Weil so wenig reflektiert und emotional aufgearbeitet wird, schleicht sich nach der ersten Hälfte eine gewisse Ermüdung ein. Als Zuschauer wünscht man sich nicht nur eine bestechende Klarheit in der visuellen Ausgestaltung, sondern auch im Inhalt. Wo mutigere Regisseure das Skalpell angesetzt hätten, begnügt sich Field mit dem verzerrten Bild eines Ultraschallgeräts. Zudem scheinen sich Szenen und Inhalte zu wiederholen, die Story tritt eine Weile auf der Stelle, um dann gegen Ende plötzlich in eine Reihe bizarrer Ereignisse zu münden. Field scheint hier nicht nur seine Hauptfigur überrumpeln zu wollen, sondern auch den Zuschauer.

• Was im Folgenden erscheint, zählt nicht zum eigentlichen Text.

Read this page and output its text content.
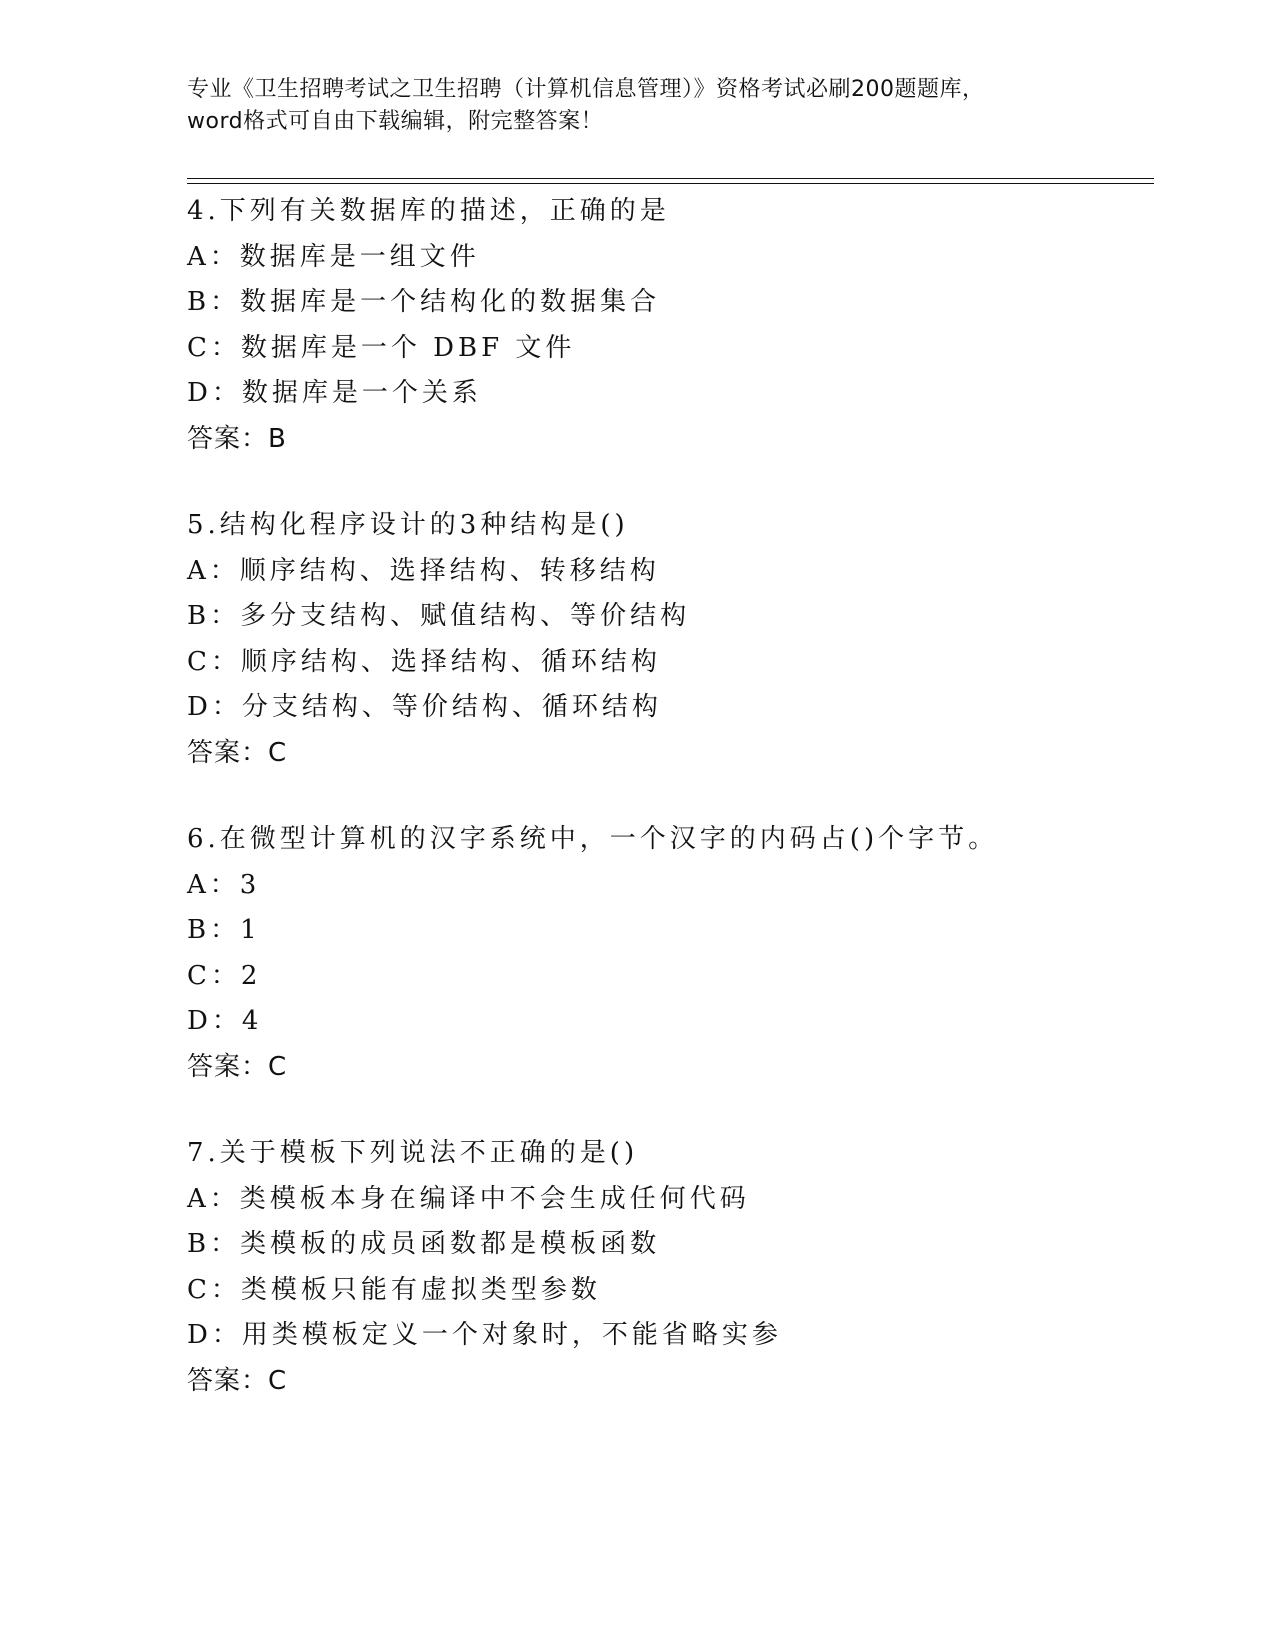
专业《卫生招聘考试之卫生招聘（计算机信息管理）》资格考试必刷200题题库，
word格式可自由下载编辑，附完整答案！
4.下列有关数据库的描述，正确的是
A：数据库是一组文件
B：数据库是一个结构化的数据集合
C：数据库是一个 DBF 文件
D：数据库是一个关系
答案：B
5.结构化程序设计的3种结构是()
A：顺序结构、选择结构、转移结构
B：多分支结构、赋值结构、等价结构
C：顺序结构、选择结构、循环结构
D：分支结构、等价结构、循环结构
答案：C
6.在微型计算机的汉字系统中，一个汉字的内码占()个字节。
A：3
B：1
C：2
D：4
答案：C
7.关于模板下列说法不正确的是()
A：类模板本身在编译中不会生成任何代码
B：类模板的成员函数都是模板函数
C：类模板只能有虚拟类型参数
D：用类模板定义一个对象时，不能省略实参
答案：C
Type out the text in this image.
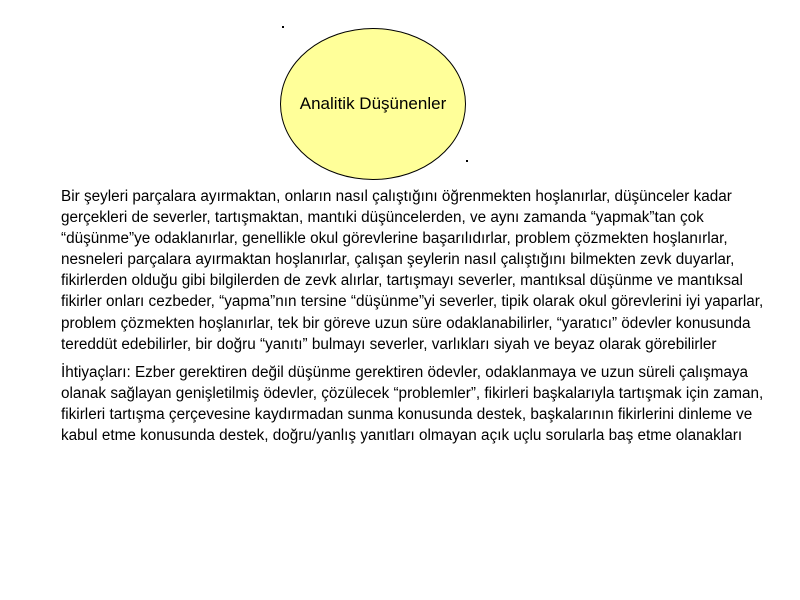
Analitik Düşünenler

Bir şeyleri parçalara ayırmaktan, onların nasıl çalıştığını öğrenmekten hoşlanırlar, düşünceler kadar gerçekleri de severler, tartışmaktan, mantıki düşüncelerden, ve aynı zamanda “yapmak”tan çok “düşünme”ye odaklanırlar, genellikle okul görevlerine başarılıdırlar, problem çözmekten hoşlanırlar, nesneleri parçalara ayırmaktan hoşlanırlar, çalışan şeylerin nasıl çalıştığını bilmekten zevk duyarlar, fikirlerden olduğu gibi bilgilerden de zevk alırlar, tartışmayı severler, mantıksal düşünme ve mantıksal fikirler onları cezbeder, “yapma”nın tersine “düşünme”yi severler, tipik olarak okul görevlerini iyi yaparlar, problem çözmekten hoşlanırlar, tek bir göreve uzun süre odaklanabilirler, “yaratıcı” ödevler konusunda tereddüt edebilirler, bir doğru “yanıtı” bulmayı severler, varlıkları siyah ve beyaz olarak görebilirler

İhtiyaçları: Ezber gerektiren değil düşünme gerektiren ödevler, odaklanmaya ve uzun süreli çalışmaya olanak sağlayan genişletilmiş ödevler, çözülecek “problemler”, fikirleri başkalarıyla tartışmak için zaman, fikirleri tartışma çerçevesine kaydırmadan sunma konusunda destek, başkalarının fikirlerini dinleme ve kabul etme konusunda destek, doğru/yanlış yanıtları olmayan açık uçlu sorularla baş etme olanakları
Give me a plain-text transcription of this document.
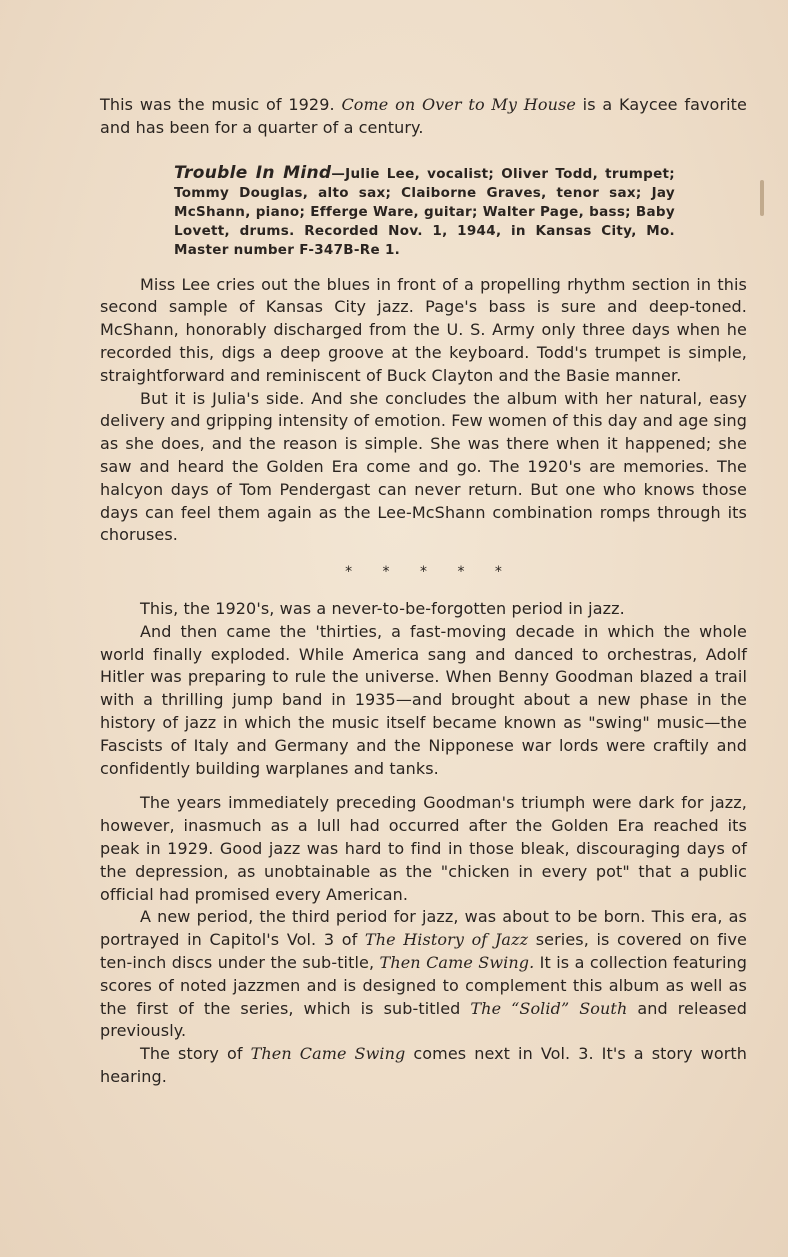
This was the music of 1929. Come on Over to My House is a Kaycee favorite and has been for a quarter of a century.

Trouble In Mind—Julie Lee, vocalist; Oliver Todd, trumpet; Tommy Douglas, alto sax; Claiborne Graves, tenor sax; Jay McShann, piano; Efferge Ware, guitar; Walter Page, bass; Baby Lovett, drums. Recorded Nov. 1, 1944, in Kansas City, Mo. Master number F-347B-Re 1.

Miss Lee cries out the blues in front of a propelling rhythm section in this second sample of Kansas City jazz. Page's bass is sure and deep-toned. McShann, honorably discharged from the U. S. Army only three days when he recorded this, digs a deep groove at the keyboard. Todd's trumpet is simple, straightforward and reminiscent of Buck Clayton and the Basie manner.

But it is Julia's side. And she concludes the album with her natural, easy delivery and gripping intensity of emotion. Few women of this day and age sing as she does, and the reason is simple. She was there when it happened; she saw and heard the Golden Era come and go. The 1920's are memories. The halcyon days of Tom Pendergast can never return. But one who knows those days can feel them again as the Lee-McShann combination romps through its choruses.

* * * * *

This, the 1920's, was a never-to-be-forgotten period in jazz.

And then came the 'thirties, a fast-moving decade in which the whole world finally exploded. While America sang and danced to orchestras, Adolf Hitler was preparing to rule the universe. When Benny Goodman blazed a trail with a thrilling jump band in 1935—and brought about a new phase in the history of jazz in which the music itself became known as "swing" music—the Fascists of Italy and Germany and the Nipponese war lords were craftily and confidently building warplanes and tanks.

The years immediately preceding Goodman's triumph were dark for jazz, however, inasmuch as a lull had occurred after the Golden Era reached its peak in 1929. Good jazz was hard to find in those bleak, discouraging days of the depression, as unobtainable as the "chicken in every pot" that a public official had promised every American.

A new period, the third period for jazz, was about to be born. This era, as portrayed in Capitol's Vol. 3 of The History of Jazz series, is covered on five ten-inch discs under the sub-title, Then Came Swing. It is a collection featuring scores of noted jazzmen and is designed to complement this album as well as the first of the series, which is sub-titled The “Solid” South and released previously.

The story of Then Came Swing comes next in Vol. 3. It's a story worth hearing.
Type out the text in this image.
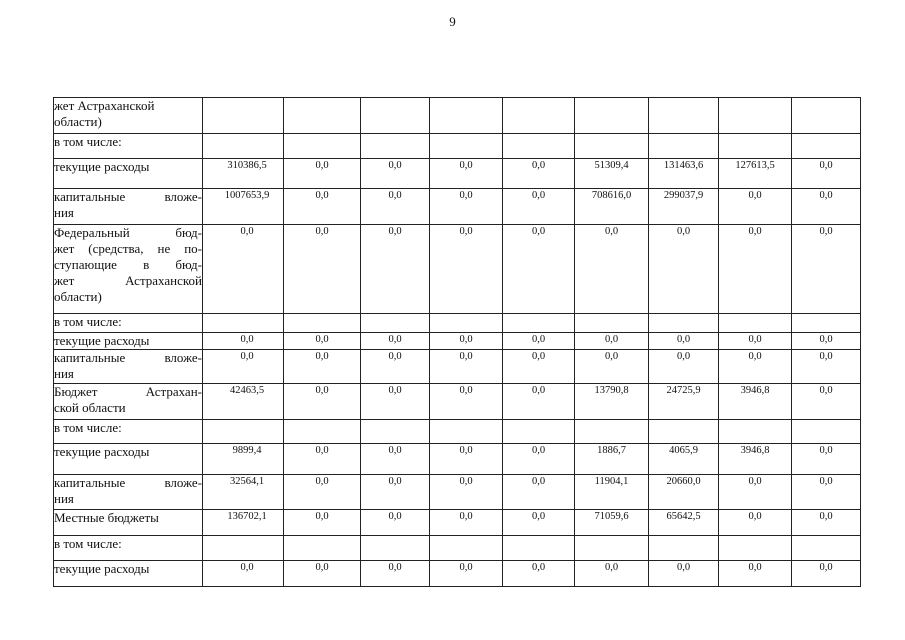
9
жет Астраханской
области)									

в том числе:									

текущие расходы	310386,5	0,0	0,0	0,0	0,0	51309,4	131463,6	127613,5	0,0

капитальные вложе-
ния	1007653,9	0,0	0,0	0,0	0,0	708616,0	299037,9	0,0	0,0

Федеральный бюд-
жет (средства, не по-
ступающие в бюд-
жет Астраханской
области)	0,0	0,0	0,0	0,0	0,0	0,0	0,0	0,0	0,0

в том числе:									

текущие расходы	0,0	0,0	0,0	0,0	0,0	0,0	0,0	0,0	0,0

капитальные вложе-
ния	0,0	0,0	0,0	0,0	0,0	0,0	0,0	0,0	0,0

Бюджет Астрахан-
ской области	42463,5	0,0	0,0	0,0	0,0	13790,8	24725,9	3946,8	0,0

в том числе:									

текущие расходы	9899,4	0,0	0,0	0,0	0,0	1886,7	4065,9	3946,8	0,0

капитальные вложе-
ния	32564,1	0,0	0,0	0,0	0,0	11904,1	20660,0	0,0	0,0

Местные бюджеты	136702,1	0,0	0,0	0,0	0,0	71059,6	65642,5	0,0	0,0

в том числе:									

текущие расходы	0,0	0,0	0,0	0,0	0,0	0,0	0,0	0,0	0,0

Tár ist das überaus faszinierende Psychogramm eines Machtmenschen. Dass es sich um eine Frau handelt, spielt keine Rolle, denn Field macht diesen Umstand selbst nicht zum Thema. Im Gegenteil, einmal bezeichnet sich Tár sogar selbst als Mann (genauer als „Vater“ ihrer Tochter). Es geht aber nicht um eine Frau in einer Männerdomäne, die männliches Verhalten imitieren muss, um sich Respekt zu verschaffen. Aber worum es genau geht, bleibt vage. Handelt der Film von Machtmissbrauch und Manipulation? Ja, durchaus, aber irgendwie auch wieder nicht, da das Thema nicht dramatisiert wird.
In einer Szene wird Schopenhauer zitiert, der die Geräuschempfindlichkeit eines Menschen als Gradmesser seiner Intelligenz festlegt. Scheitert Tár letzten Endes an ihrem überragenden Intellekt? An ihrer Hybris, besser, klüger und überlegener zu sein als alle anderen? Immer wieder wird Tár von verstörenden Geräuschen irritiert, einmal fühlt sie sich sogar verfolgt und stürzt, als sie kopflos davonrennt, um dieses Ereignis später als Angriff auf ihre Person darzustellen. Sie fühlt sich in die Enge getrieben, von einer feindlichen Welt, aber auch von ihren inneren Dämonen. So ergibt sich das Bild einer Frau, der man nie wirklich nahe kommt, deren Wesen nicht greifbar ist. Gegen Ende erfährt man sogar, dass Teile ihrer Biografie so erfunden sind wie ihr Name. Wer ist Tár? Über diese Frage kann man auch lange nach dem Film noch nachdenken.